Rio de Janeiro – Cerca de 500 mil pessoas, quase todas muito pobres, morrem
anualmente de 17 tipos de doenças tropicais negligenciadas pelas autoridades
nacionais e internacionais e pela indústria farmacêutica. A informação faz parte
do relatório Combatendo a Negligência, documento lançado ontem (26) pela
organização humanitária Médicos sem Fronteiras (MSF). Segundo o documento, é
possível reverter esse quadro com estratégias inovadoras de diagnóstico e
controle, desenvolvidas ao longo dos 25 anos de trabalho da organização na
América Latina, África Subsaariana, Sul da Ásia e no Cáucaso.
O estudo foi apresentado durante o 18º Congresso Internacional de Medicina
Tropical e Malária e teve como foco o combate a três das enfermidades com menos
investimentos por parte de doadores internacionais e dos países afetados: doença
de Chagas, doença do sono e calazar, enfermidades altamente tratáveis e curáveis
e causadas por parasitas Tritryps.
Para a consultora do MSF para doenças negligenciadas, Gemma Ortiz Genovese,
que coordenou a produção do relatório, não há desculpas para que os governos não
implementem e aumentem os programas e investimentos em pesquisas para essas
doenças que têm tratamentos obsoletos e ainda não têm vacinas comercialmente
disponíveis.
“Essas três enfermidades são sempre excluídas de financiamento para pesquisa
e desenvolvimento de novos medicamentos, porque alegam que é muito caro e
difícil tratar e que faltam ferramentas”, disse a especialista.
“Nós demonstramos que essas três doenças matam as populações mais pobres e
podem ser tratadas. Esperamos, com esse relatório, que a Organização Mundial da
Saúde [OMS] reveja sua posição e influencie os doadores a investirem mais em
programas nacionais e em pesquisas para combater essas doenças”, completou.
Das três doenças, a de Chagas é a única endêmica entre algumas das populações mais pobres da América do Sul, sobretudo, na Bolívia e no Paraguai. No Brasil, dados do Ministério da Saúde apontam que cerca de 5 mil pessoas morrem anualmente em decorrência da infecção causada pelo parasita que é transmitido pelos mosquitos barbeiros. Cerca de 2 milhões de brasileiros estão infectados com a doença de Chagas, embora 90% desse total não tenham sido diagnosticados.

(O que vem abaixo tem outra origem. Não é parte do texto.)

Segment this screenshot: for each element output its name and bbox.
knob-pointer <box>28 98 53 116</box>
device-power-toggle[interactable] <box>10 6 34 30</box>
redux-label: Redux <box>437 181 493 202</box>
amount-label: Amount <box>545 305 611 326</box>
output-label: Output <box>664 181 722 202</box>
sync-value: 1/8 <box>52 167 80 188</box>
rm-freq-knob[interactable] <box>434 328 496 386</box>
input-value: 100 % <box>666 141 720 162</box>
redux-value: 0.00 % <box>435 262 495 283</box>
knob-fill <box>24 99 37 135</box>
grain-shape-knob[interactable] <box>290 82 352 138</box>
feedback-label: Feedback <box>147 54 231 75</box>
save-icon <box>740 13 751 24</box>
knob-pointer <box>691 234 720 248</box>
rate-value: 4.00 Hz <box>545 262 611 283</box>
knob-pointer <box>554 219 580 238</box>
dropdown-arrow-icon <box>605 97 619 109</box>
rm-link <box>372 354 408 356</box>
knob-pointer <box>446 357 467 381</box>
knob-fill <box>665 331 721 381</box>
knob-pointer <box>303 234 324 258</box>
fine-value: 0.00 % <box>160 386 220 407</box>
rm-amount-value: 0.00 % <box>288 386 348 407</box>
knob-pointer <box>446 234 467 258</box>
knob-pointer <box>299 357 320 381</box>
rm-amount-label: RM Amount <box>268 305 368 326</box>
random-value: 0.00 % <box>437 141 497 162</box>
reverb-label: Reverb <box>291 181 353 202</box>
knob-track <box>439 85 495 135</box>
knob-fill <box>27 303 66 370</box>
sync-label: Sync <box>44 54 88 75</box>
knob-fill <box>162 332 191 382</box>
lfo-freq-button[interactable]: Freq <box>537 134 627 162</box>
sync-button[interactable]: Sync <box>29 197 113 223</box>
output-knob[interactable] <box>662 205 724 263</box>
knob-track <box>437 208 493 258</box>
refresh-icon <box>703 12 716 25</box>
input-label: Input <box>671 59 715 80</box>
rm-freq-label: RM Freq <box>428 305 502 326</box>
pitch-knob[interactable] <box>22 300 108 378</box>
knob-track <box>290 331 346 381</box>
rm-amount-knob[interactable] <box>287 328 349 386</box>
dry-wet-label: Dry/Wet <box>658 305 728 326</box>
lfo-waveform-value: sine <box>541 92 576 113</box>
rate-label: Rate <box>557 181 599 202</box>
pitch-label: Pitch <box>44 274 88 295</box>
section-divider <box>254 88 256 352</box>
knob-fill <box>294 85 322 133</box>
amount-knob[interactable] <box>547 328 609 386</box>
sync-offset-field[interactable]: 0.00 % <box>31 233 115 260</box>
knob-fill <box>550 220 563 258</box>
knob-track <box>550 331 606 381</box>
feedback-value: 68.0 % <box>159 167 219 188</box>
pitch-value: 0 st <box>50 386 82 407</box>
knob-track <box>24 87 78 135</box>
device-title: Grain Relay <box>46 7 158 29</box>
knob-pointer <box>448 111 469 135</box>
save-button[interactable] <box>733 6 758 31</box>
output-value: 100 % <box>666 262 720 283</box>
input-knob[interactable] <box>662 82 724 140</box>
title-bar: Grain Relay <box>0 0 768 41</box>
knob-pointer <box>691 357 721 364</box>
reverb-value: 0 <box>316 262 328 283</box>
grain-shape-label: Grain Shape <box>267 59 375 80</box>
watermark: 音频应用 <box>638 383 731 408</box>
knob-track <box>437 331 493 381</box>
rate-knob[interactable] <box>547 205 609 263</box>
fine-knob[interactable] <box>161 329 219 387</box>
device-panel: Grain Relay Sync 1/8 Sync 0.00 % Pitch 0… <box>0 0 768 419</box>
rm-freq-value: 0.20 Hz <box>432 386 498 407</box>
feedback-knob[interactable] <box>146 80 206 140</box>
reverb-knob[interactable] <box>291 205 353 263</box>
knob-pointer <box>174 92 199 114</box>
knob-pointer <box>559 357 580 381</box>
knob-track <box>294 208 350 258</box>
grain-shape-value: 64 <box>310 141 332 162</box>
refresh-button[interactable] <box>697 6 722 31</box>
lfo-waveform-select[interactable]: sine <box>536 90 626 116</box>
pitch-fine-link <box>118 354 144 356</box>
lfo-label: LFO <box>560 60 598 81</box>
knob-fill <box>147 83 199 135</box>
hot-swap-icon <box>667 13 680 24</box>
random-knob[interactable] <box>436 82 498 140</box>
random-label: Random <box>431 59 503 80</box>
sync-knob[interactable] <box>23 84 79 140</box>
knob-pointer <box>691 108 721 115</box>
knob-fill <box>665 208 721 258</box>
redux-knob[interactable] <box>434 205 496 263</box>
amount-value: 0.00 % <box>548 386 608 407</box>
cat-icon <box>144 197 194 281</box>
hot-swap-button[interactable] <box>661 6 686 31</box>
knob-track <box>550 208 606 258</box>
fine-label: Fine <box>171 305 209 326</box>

A técnica em doenças emergentes da MSF, Lucia Brum, explicou que o governo
brasileiro é pioneiro em pesquisa de doenças tropicais. Entretanto, quando o
assunto é diagnóstico e tratamento da doença de Chagas, a atuação brasileira
ainda é muito tímida.
“No Brasil só é obrigatória a notificação de casos agudos e o protocolo
nacional, do ponto de vista de saúde pública, diz que o tratamento só deve ser
oferecido a pessoas com infecção até 12 anos. Achamos que é um direito humano
ter acesso ao diagnóstico a esse tratamento, apesar das limitações, efeitos
adversos, complicações durante o tratamento que é longo e com efeitos adversos”,
disse a médica.
Segundo Lucia Brum, o Brasil enfrenta agora um novo desafio que é a infecção
por alimentos. “Houve uma transição epidemiológica. A infecção dentro das casas
está controlada, mas o barbeiro passa a invadir fontes alimentares, como o açaí
e a cana-de-açúcar, por exemplo. E ainda existe a transmissão congênita e por
transfusão de sangue e transplante de órgãos.”
Os medicamentos usados para o tratamento da doença de Chagas foram
desenvolvidos nas décadas de 60 e 70. Até o ano passado, o Laboratório
Farmacêutico do Estado de Pernambuco era o único fabricante de Benzonidazol,
principal medicamento para tratamento da doença de Chagas. Recentemente, a
Argentina passou a produzir o medicamento e o Brasil começou a fabricar a versão
pediátrica.
Segundo a Médicos sem Fronteiras, os Estados Unidos e a Europa recentemente
se opuseram, na OMS, à tentativa de dar às inovações médicas para doenças
negligenciadas um novo caráter, que priorize os pacientes nos países pobres.
“Não há interesse por parte da indústria de insumos médicos, pois essa
população afetada não tem poder aquisitivo para comprar esses remédios. Cerca de
90% dos investimentos em pesquisa são em cosméticos e apenas 0,1% vão para as
doenças negligenciadas que afetam 80% da população mundial. Quando falamos de
doenças negligenciadas, falamos de pessoas negligenciadas. Por isso os governos
precisam atuar mais para amplificar os programas de prevenção e combate às
doenças tropicais”, disse Lucia Brum.